Среди тех ничтожно мелких, искусственных интересов, которые связывали это общество, попало простое чувство стремления красивых и здоровых молодых мужчины и женщины друг к другу. И это человеческое чувство подавило всё и парило над всем их искусственным лепетом. Шутки были невеселы, новости неинтересны, оживление – очевидно поддельно. Не только они, но лакеи, служившие за столом, казалось, чувствовали то же и забывали порядки службы, заглядываясь на красавицу Элен с ее сияющим лицом и на красное, толстое, счастливое и беспокойное лицо Пьера.
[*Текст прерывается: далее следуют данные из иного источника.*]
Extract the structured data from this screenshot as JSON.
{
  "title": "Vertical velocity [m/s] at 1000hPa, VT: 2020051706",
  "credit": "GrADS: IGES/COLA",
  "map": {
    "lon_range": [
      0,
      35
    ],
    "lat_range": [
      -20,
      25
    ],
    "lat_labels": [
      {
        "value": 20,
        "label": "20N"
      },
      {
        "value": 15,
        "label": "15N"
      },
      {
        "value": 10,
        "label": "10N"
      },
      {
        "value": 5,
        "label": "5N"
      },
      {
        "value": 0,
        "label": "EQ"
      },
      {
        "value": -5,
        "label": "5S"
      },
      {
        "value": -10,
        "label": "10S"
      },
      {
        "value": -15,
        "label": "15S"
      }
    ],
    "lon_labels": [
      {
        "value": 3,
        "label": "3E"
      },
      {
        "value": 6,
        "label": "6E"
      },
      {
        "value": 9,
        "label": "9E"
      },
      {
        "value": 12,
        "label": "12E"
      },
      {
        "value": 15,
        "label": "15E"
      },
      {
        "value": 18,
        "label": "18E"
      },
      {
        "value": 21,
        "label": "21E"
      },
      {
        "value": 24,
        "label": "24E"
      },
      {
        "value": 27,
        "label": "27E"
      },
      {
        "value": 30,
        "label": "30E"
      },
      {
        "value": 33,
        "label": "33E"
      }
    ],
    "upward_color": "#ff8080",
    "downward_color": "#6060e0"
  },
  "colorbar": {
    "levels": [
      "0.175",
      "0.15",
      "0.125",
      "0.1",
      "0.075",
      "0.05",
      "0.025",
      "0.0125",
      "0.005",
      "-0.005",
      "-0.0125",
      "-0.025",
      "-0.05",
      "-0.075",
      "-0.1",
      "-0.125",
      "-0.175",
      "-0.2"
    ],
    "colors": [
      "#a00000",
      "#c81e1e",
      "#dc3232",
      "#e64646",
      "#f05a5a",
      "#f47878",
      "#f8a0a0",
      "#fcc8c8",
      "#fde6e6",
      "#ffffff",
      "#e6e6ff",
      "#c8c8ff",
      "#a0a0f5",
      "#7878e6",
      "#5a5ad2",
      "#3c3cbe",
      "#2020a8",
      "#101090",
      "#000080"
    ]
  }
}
Казалось, и огни свечей сосредоточены были только на этих двух счастливых лицах.
Пьер чувствовал, что он был центром всего, и это положение и радовало и стесняло его. Он находился в состоянии человека, углубленного в какое нибудь занятие. Он ничего ясно не видел, не понимал и не слыхал. Только изредка, неожиданно, мелькали в его душе отрывочные мысли и впечатления из действительности.
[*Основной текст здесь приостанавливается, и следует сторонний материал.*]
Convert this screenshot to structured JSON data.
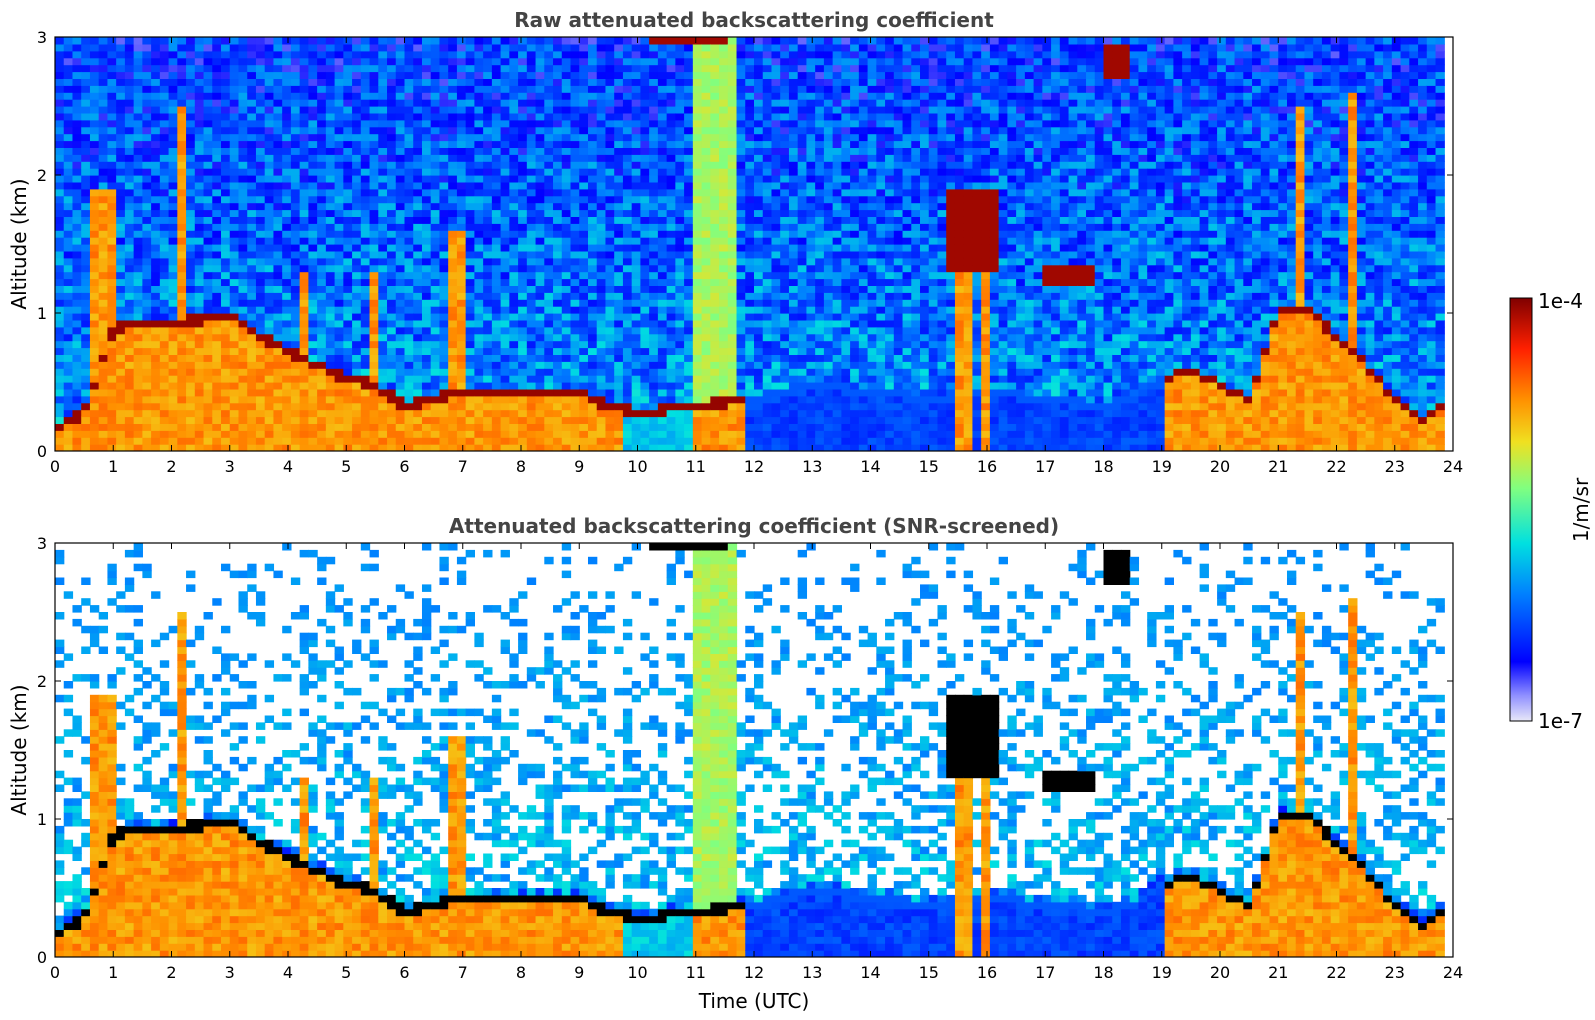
{
  "chart_data": [
    {
      "type": "heatmap",
      "title": "Raw attenuated backscattering coefficient",
      "xlabel": "",
      "ylabel": "Altitude (km)",
      "xlim": [
        0,
        24
      ],
      "ylim": [
        0,
        3
      ],
      "x_ticks": [
        "0",
        "1",
        "2",
        "3",
        "4",
        "5",
        "6",
        "7",
        "8",
        "9",
        "10",
        "11",
        "12",
        "13",
        "14",
        "15",
        "16",
        "17",
        "18",
        "19",
        "20",
        "21",
        "22",
        "23",
        "24"
      ],
      "y_ticks": [
        "0",
        "1",
        "2",
        "3"
      ],
      "features": {
        "boundary_layer_top_km": [
          {
            "t": 0.0,
            "z": 0.15
          },
          {
            "t": 0.5,
            "z": 0.25
          },
          {
            "t": 1.0,
            "z": 0.85
          },
          {
            "t": 1.4,
            "z": 0.9
          },
          {
            "t": 2.0,
            "z": 0.9
          },
          {
            "t": 3.0,
            "z": 0.95
          },
          {
            "t": 3.5,
            "z": 0.8
          },
          {
            "t": 4.5,
            "z": 0.6
          },
          {
            "t": 5.0,
            "z": 0.5
          },
          {
            "t": 5.5,
            "z": 0.45
          },
          {
            "t": 6.0,
            "z": 0.3
          },
          {
            "t": 7.0,
            "z": 0.4
          },
          {
            "t": 8.0,
            "z": 0.4
          },
          {
            "t": 9.0,
            "z": 0.4
          },
          {
            "t": 9.5,
            "z": 0.3
          },
          {
            "t": 10.0,
            "z": 0.25
          },
          {
            "t": 11.0,
            "z": 0.3
          },
          {
            "t": 12.0,
            "z": 0.35
          },
          {
            "t": 13.0,
            "z": 0.45
          },
          {
            "t": 14.0,
            "z": 0.4
          },
          {
            "t": 15.0,
            "z": 0.35
          },
          {
            "t": 16.0,
            "z": 0.4
          },
          {
            "t": 17.0,
            "z": 0.35
          },
          {
            "t": 18.0,
            "z": 0.3
          },
          {
            "t": 18.5,
            "z": 0.35
          },
          {
            "t": 19.0,
            "z": 0.5
          },
          {
            "t": 19.5,
            "z": 0.55
          },
          {
            "t": 20.0,
            "z": 0.45
          },
          {
            "t": 20.5,
            "z": 0.35
          },
          {
            "t": 21.0,
            "z": 1.0
          },
          {
            "t": 21.5,
            "z": 1.0
          },
          {
            "t": 22.0,
            "z": 0.8
          },
          {
            "t": 22.5,
            "z": 0.6
          },
          {
            "t": 23.0,
            "z": 0.35
          },
          {
            "t": 23.5,
            "z": 0.2
          },
          {
            "t": 23.75,
            "z": 0.3
          }
        ]
      }
    },
    {
      "type": "heatmap",
      "title": "Attenuated backscattering coefficient (SNR-screened)",
      "xlabel": "Time (UTC)",
      "ylabel": "Altitude (km)",
      "xlim": [
        0,
        24
      ],
      "ylim": [
        0,
        3
      ],
      "x_ticks": [
        "0",
        "1",
        "2",
        "3",
        "4",
        "5",
        "6",
        "7",
        "8",
        "9",
        "10",
        "11",
        "12",
        "13",
        "14",
        "15",
        "16",
        "17",
        "18",
        "19",
        "20",
        "21",
        "22",
        "23",
        "24"
      ],
      "y_ticks": [
        "0",
        "1",
        "2",
        "3"
      ]
    }
  ],
  "colorbar": {
    "max_label": "1e-4",
    "min_label": "1e-7",
    "unit_label": "1/m/sr",
    "scale": "log",
    "range": [
      1e-07,
      0.0001
    ],
    "colormap": [
      "#e8e8f8",
      "#0000ff",
      "#0080ff",
      "#00e0e0",
      "#80ff80",
      "#e0e020",
      "#ff8000",
      "#ff2000",
      "#800000"
    ]
  },
  "colors": {
    "title": "#444444",
    "missing": "#ffffff",
    "screened_peak": "#000000"
  }
}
«Так уж всё кончено! – думал он. – И как это всё сделалось? Так быстро! Теперь я знаю, что не для нее одной, не для себя одного, но и для всех это должно неизбежно свершиться. Они все так ждут этого , так уверены, что это будет, что я не могу, не могу обмануть их. Но как это будет? Не знаю; а будет, непременно будет!» думал Пьер, взглядывая на эти плечи, блестевшие подле самых глаз его.
То вдруг ему становилось стыдно чего то. Ему неловко было, что он один занимает внимание всех, что он счастливец в глазах других, что он с своим некрасивым лицом какой то Парис, обладающий Еленой. «Но, верно, это всегда так бывает и так надо, – утешал он себя. – И, впрочем, что же я сделал для этого? Когда это началось? Из Москвы я поехал вместе с князем Васильем. Тут еще ничего не было. Потом, отчего же мне было у него не остановиться? Потом я играл с ней в карты и поднял ее ридикюль, ездил с ней кататься. Когда же это началось, когда это всё сделалось? И вот он сидит подле нее женихом; слышит, видит, чувствует ее близость, ее дыхание, ее движения, ее красоту. То вдруг ему кажется, что это не она, а он сам так необыкновенно красив, что оттого то и смотрят так на него, и он, счастливый общим удивлением, выпрямляет грудь, поднимает голову и радуется своему счастью. Вдруг какой то голос, чей то знакомый голос, слышится и говорит ему что то другой раз. Но Пьер так занят, что не понимает того, что говорят ему. – Я спрашиваю у тебя, когда ты получил письмо от Болконского, – повторяет третий раз князь Василий. – Как ты рассеян, мой милый.